- Theatrical release poster
- Directed by: Hanz Florentino
- Written by: Jeffrey Ocampo
- Story by: Jenie Chan
- Starring: Dennah Bautista; Santino Juan Santiago; Ramjean Entera; James Mavie JM Estrella; Venice Angela Bismonte;
- Cinematography: Pantit Pablo
- Edited by: Hanz Florentino
- Music by: Jenie Chan
- Production companies: University of the Philippines Los Baños; I.Syoot Multimedia Production;
- Release date: June 26, 2024;
- Running time: 117 minutes
- Country: Philippines
- Language: Filipino

= A Thousand Forests =

2024 Philippine musical film

A Thousand Forests is a 2024 Philippine coming-of-age musical film written by Jeff Ocampo and directed by Hanz Florentino. It stars Ramjean Entera, Venice Angela Bismonte, James Mavie Estrella, Dennah Bautista and Santino Juan Santiago. The film is about Five teenagers join the Philippine Forest Camp for a chance to travel the world. As they navigate their journey, they discover their strengths and passions while seeing all of the environmental issues.

==Synopsis==
A Thousand Forests is a story of self-discovery and environmental action through musical sequences and poignant scenes. Together, they are all about to face the challenges.

==Cast==
===Main cast===
- Dennah Bautista as Skye Jung: A frustrated teen beauty queen who wishes to redeem herself from a previous beauty pageant scandal.
- Santino Juan Santiago as Champ Villanueva: Coming from a family of accomplished athletes, he perseveres to become a track-and-field star.
- Ramjean Entera as Morena Rivera: A fisherman's daughter who dreams of becoming a marine scientist. She has witnessed how illegal mountain mining carries harmful chemicals from the rivers to the sea.
- James Mavie JM Estrella as Rashid Ahmed: Wise beyond his years, a serious thirteen-year-old Muslim from Maguindanao. His family experienced a tragedy that motivated him to become a young environmental crusader.
- Venice Angela Bismonte as Sunshine Tolentino: Together with her mother, Sunshine has a weekly vlog that promotes self-love, body positivity, as well as environmental awareness. But deep inside, she still feels insecure about her appearance.

===Supporting cast===
- Dominic Ochoa as Bani Gualberto
- Chai Fonacier as Crystal Flores
- Qhlouey Moreno as Colleen Villena
- Prince Espana as Ali Ahmed
- Cai Cortez as Lovely Tolentino
- Leslie Hidalgo as Laarni Villanueva
- Jeffrey Hidalgo as Diego Villanueva
- Cath Salazar as Stella Catacutan-Jung
- Aileen Sahibad as Fatima Ahmed
- Butchoy Ubaldo as Antonio Rivera
- Rollie Inocencio as Ibrahim Ahmed
- Trina Tolentino as Paz Lopez
- Dean Marlo Mendoza as Judge 1
- Hancellor Jose V. Camacho Jr. as Judge 2
- Dr. Rodel Lasco
- Yen Manlapaz as Jane
- Eury Escudero as Henry
- Melisa Lyn Altarejos as Fairy 1
- Jennie Domanguera as Fairy 2
- Yvannah Charlize Corpuz as Fairy 3
- Joseph DM Esguerra as Kuya Mark Forester

==Production==
This film is phase one of the “A Thousand Forests” program, a multi-sectorial nationwide initiative aimed at enhancing collaborative greening programs, designed by the University of the Philippines Los Baños - College of Forestry and Natural Resources.

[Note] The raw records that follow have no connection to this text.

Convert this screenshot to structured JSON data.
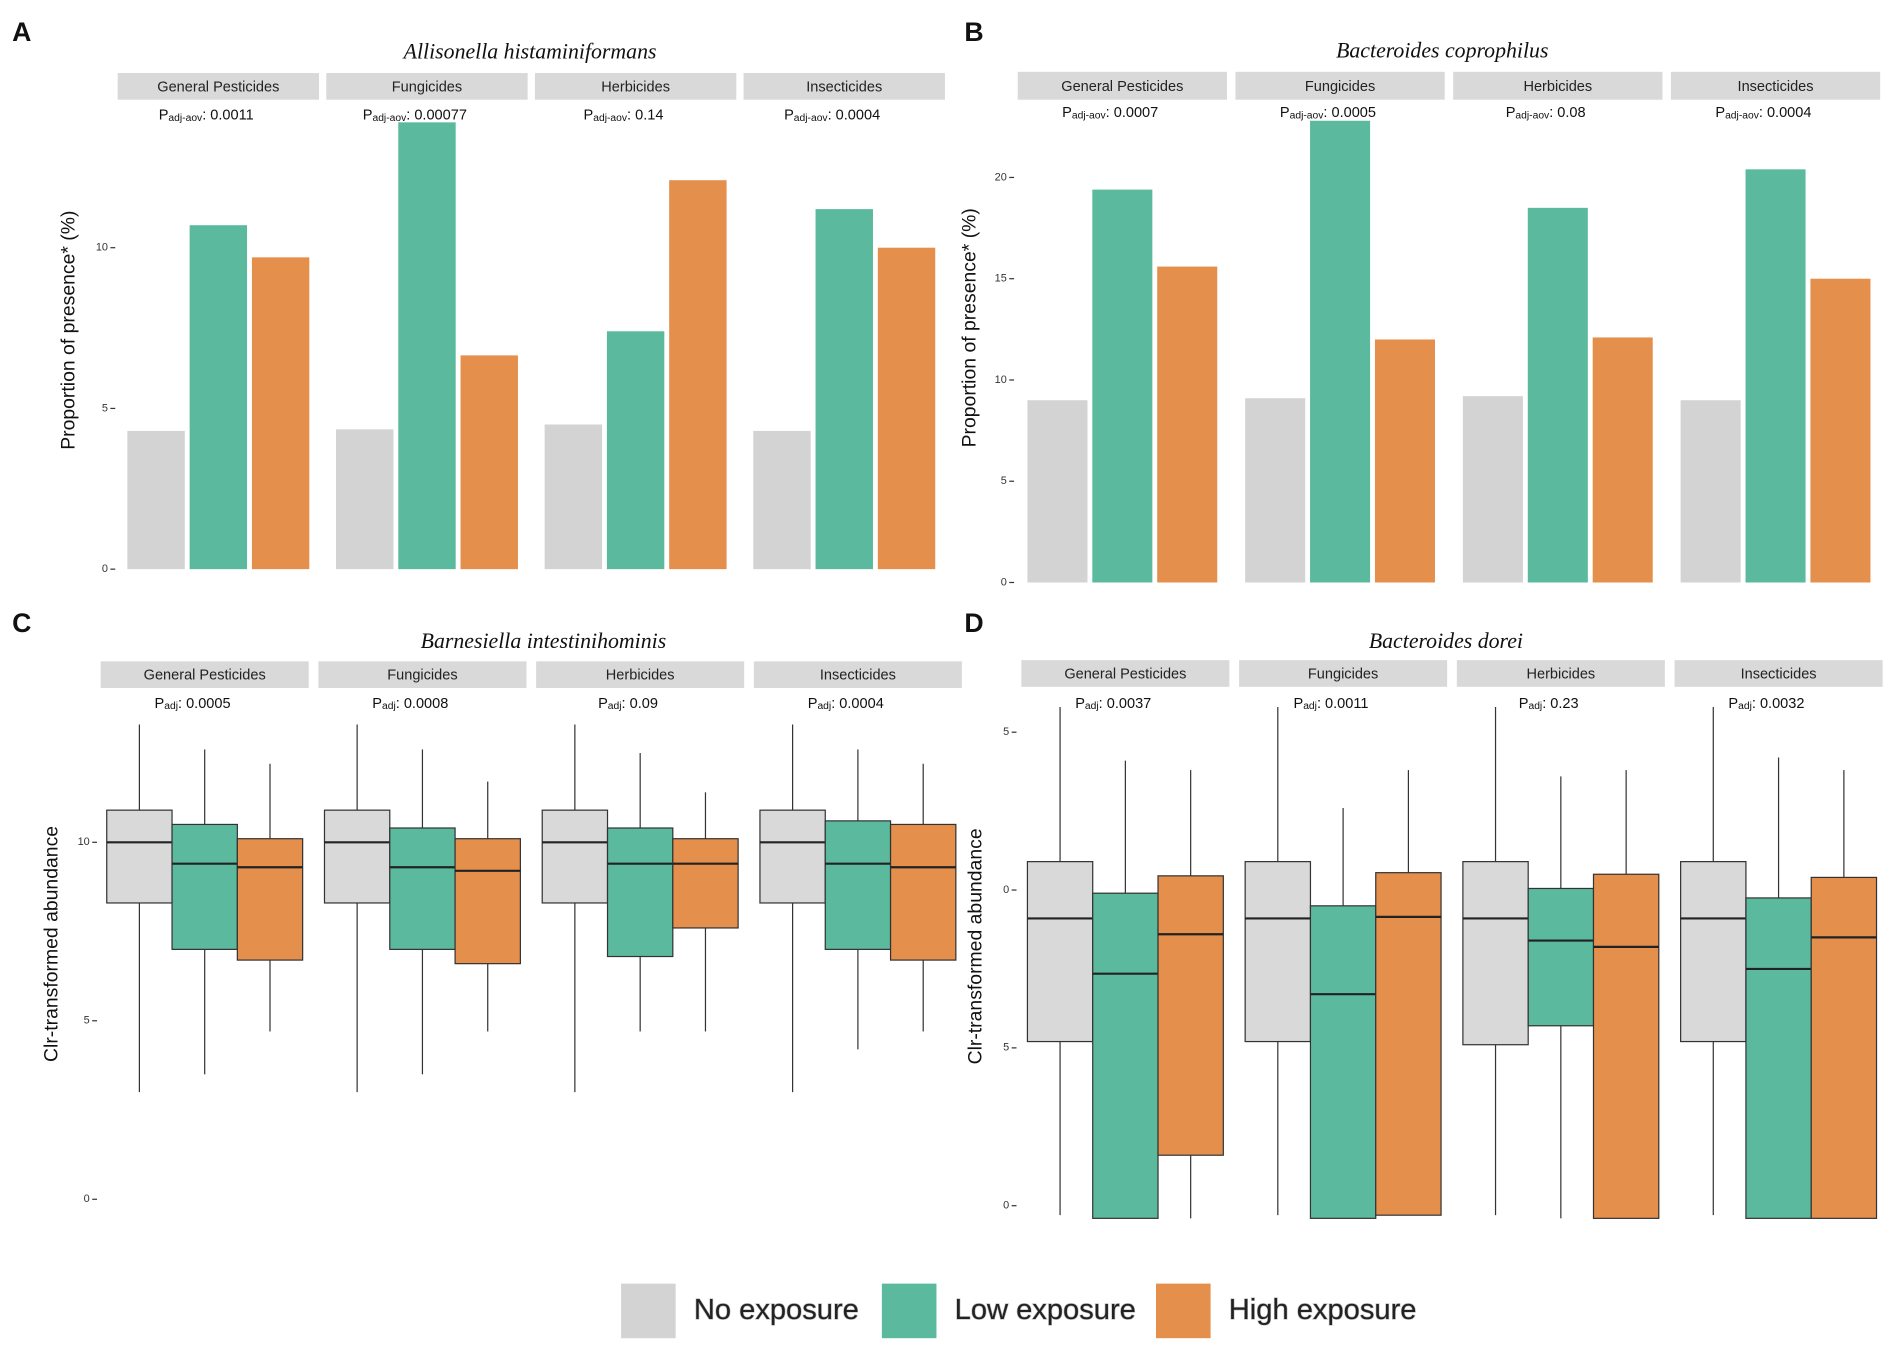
{
  "chart_data": [
    {
      "type": "bar",
      "panel": "A",
      "title": "Allisonella histaminiformans",
      "ylabel": "Proportion of presence* (%)",
      "categories": [
        "General Pesticides",
        "Fungicides",
        "Herbicides",
        "Insecticides"
      ],
      "annotations": [
        {
          "symbol": "P",
          "subscript": "adj-aov",
          "text": ": 0.0011"
        },
        {
          "symbol": "P",
          "subscript": "adj-aov",
          "text": ": 0.00077"
        },
        {
          "symbol": "P",
          "subscript": "adj-aov",
          "text": ": 0.14"
        },
        {
          "symbol": "P",
          "subscript": "adj-aov",
          "text": ": 0.0004"
        }
      ],
      "series": [
        {
          "name": "No exposure",
          "color": "#d3d3d3",
          "values": [
            4.3,
            4.35,
            4.5,
            4.3
          ]
        },
        {
          "name": "Low exposure",
          "color": "#5bba9e",
          "values": [
            10.7,
            13.9,
            7.4,
            11.2
          ]
        },
        {
          "name": "High exposure",
          "color": "#e58f4c",
          "values": [
            9.7,
            6.65,
            12.1,
            10.0
          ]
        }
      ],
      "ylim": [
        0,
        14
      ],
      "yticks": [
        0,
        5,
        10
      ]
    },
    {
      "type": "bar",
      "panel": "B",
      "title": "Bacteroides coprophilus",
      "ylabel": "Proportion of presence* (%)",
      "categories": [
        "General Pesticides",
        "Fungicides",
        "Herbicides",
        "Insecticides"
      ],
      "annotations": [
        {
          "symbol": "P",
          "subscript": "adj-aov",
          "text": ": 0.0007"
        },
        {
          "symbol": "P",
          "subscript": "adj-aov",
          "text": ": 0.0005"
        },
        {
          "symbol": "P",
          "subscript": "adj-aov",
          "text": ": 0.08"
        },
        {
          "symbol": "P",
          "subscript": "adj-aov",
          "text": ": 0.0004"
        }
      ],
      "series": [
        {
          "name": "No exposure",
          "color": "#d3d3d3",
          "values": [
            9.0,
            9.1,
            9.2,
            9.0
          ]
        },
        {
          "name": "Low exposure",
          "color": "#5bba9e",
          "values": [
            19.4,
            22.8,
            18.5,
            20.4
          ]
        },
        {
          "name": "High exposure",
          "color": "#e58f4c",
          "values": [
            15.6,
            12.0,
            12.1,
            15.0
          ]
        }
      ],
      "ylim": [
        0,
        23
      ],
      "yticks": [
        0,
        5,
        10,
        15,
        20
      ]
    },
    {
      "type": "box",
      "panel": "C",
      "title": "Barnesiella intestinihominis",
      "ylabel": "Clr-transformed abundance",
      "categories": [
        "General Pesticides",
        "Fungicides",
        "Herbicides",
        "Insecticides"
      ],
      "annotations": [
        {
          "symbol": "P",
          "subscript": "adj",
          "text": ": 0.0005"
        },
        {
          "symbol": "P",
          "subscript": "adj",
          "text": ": 0.0008"
        },
        {
          "symbol": "P",
          "subscript": "adj",
          "text": ": 0.09"
        },
        {
          "symbol": "P",
          "subscript": "adj",
          "text": ": 0.0004"
        }
      ],
      "series": [
        {
          "name": "No exposure",
          "color": "#d9d9d9",
          "whisker_low": [
            3.0,
            3.0,
            3.0,
            3.0
          ],
          "q1": [
            8.3,
            8.3,
            8.3,
            8.3
          ],
          "median": [
            10.0,
            10.0,
            10.0,
            10.0
          ],
          "q3": [
            10.9,
            10.9,
            10.9,
            10.9
          ],
          "whisker_high": [
            13.3,
            13.3,
            13.3,
            13.3
          ]
        },
        {
          "name": "Low exposure",
          "color": "#5bba9e",
          "whisker_low": [
            3.5,
            3.5,
            4.7,
            4.2
          ],
          "q1": [
            7.0,
            7.0,
            6.8,
            7.0
          ],
          "median": [
            9.4,
            9.3,
            9.4,
            9.4
          ],
          "q3": [
            10.5,
            10.4,
            10.4,
            10.6
          ],
          "whisker_high": [
            12.6,
            12.6,
            12.5,
            12.6
          ]
        },
        {
          "name": "High exposure",
          "color": "#e58f4c",
          "whisker_low": [
            4.7,
            4.7,
            4.7,
            4.7
          ],
          "q1": [
            6.7,
            6.6,
            7.6,
            6.7
          ],
          "median": [
            9.3,
            9.2,
            9.4,
            9.3
          ],
          "q3": [
            10.1,
            10.1,
            10.1,
            10.5
          ],
          "whisker_high": [
            12.2,
            11.7,
            11.4,
            12.2
          ]
        }
      ],
      "ylim": [
        -0.8,
        13.2
      ],
      "yticks": [
        0,
        5,
        10
      ]
    },
    {
      "type": "box",
      "panel": "D",
      "title": "Bacteroides dorei",
      "ylabel": "Clr-transformed abundance",
      "categories": [
        "General Pesticides",
        "Fungicides",
        "Herbicides",
        "Insecticides"
      ],
      "annotations": [
        {
          "symbol": "P",
          "subscript": "adj",
          "text": ": 0.0037"
        },
        {
          "symbol": "P",
          "subscript": "adj",
          "text": ": 0.0011"
        },
        {
          "symbol": "P",
          "subscript": "adj",
          "text": ": 0.23"
        },
        {
          "symbol": "P",
          "subscript": "adj",
          "text": ": 0.0032"
        }
      ],
      "series": [
        {
          "name": "No exposure",
          "color": "#d9d9d9",
          "whisker_low": [
            -10.3,
            -10.3,
            -10.3,
            -10.3
          ],
          "q1": [
            -4.8,
            -4.8,
            -4.9,
            -4.8
          ],
          "median": [
            -0.9,
            -0.9,
            -0.9,
            -0.9
          ],
          "q3": [
            0.9,
            0.9,
            0.9,
            0.9
          ],
          "whisker_high": [
            5.8,
            5.8,
            5.8,
            5.8
          ]
        },
        {
          "name": "Low exposure",
          "color": "#5bba9e",
          "whisker_low": [
            -10.4,
            -10.4,
            -10.4,
            -10.4
          ],
          "q1": [
            -10.4,
            -10.4,
            -4.3,
            -10.4
          ],
          "median": [
            -2.65,
            -3.3,
            -1.6,
            -2.5
          ],
          "q3": [
            -0.1,
            -0.5,
            0.05,
            -0.25
          ],
          "whisker_high": [
            4.1,
            2.6,
            3.6,
            4.2
          ]
        },
        {
          "name": "High exposure",
          "color": "#e58f4c",
          "whisker_low": [
            -10.4,
            -10.3,
            -10.4,
            -10.4
          ],
          "q1": [
            -8.4,
            -10.3,
            -10.4,
            -10.4
          ],
          "median": [
            -1.4,
            -0.85,
            -1.8,
            -1.5
          ],
          "q3": [
            0.45,
            0.55,
            0.5,
            0.4
          ],
          "whisker_high": [
            3.8,
            3.8,
            3.8,
            3.8
          ]
        }
      ],
      "ylim": [
        -10.7,
        5.9
      ],
      "yticks": [
        {
          "value": -10,
          "label": "0"
        },
        {
          "value": -5,
          "label": "5"
        },
        0,
        5
      ]
    }
  ]
}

It is based on real events and inspired by a Filipino environmentalist and philanthropist Gina Lopez.

==Release==
The film was premiered at SM North EDSA on June 25, 2024, and release on June 26, 2024, under I.Syoot Multimedia Production.

In the same year, the film is included in the 2024 QCinema International Film Festival as an entry.

==Critical response==
Goldwin Reviews gave the film a rating of 2 out of 5 rating and wrote: The story provides little tension towards a problem that requires urgency. The film is more entertaining than alarming. The spoonfeeding of information didn’t help in amplifying the cry for call to action.

John Tawasil of Society of Filipino Film Reviewers gave the film a review rating of 2.5 over 5 and he said: It's fairly entertaining and at least decently made for a film seemingly catered to a younger audience and the songs are nice, though the script doesn't always work.

Film Circle Reject gave the film a rating of 2 over 5 rating and wrote: I support the film's advocacy of taking care of our environment before it's too late. However, as a film, it does have its flaws.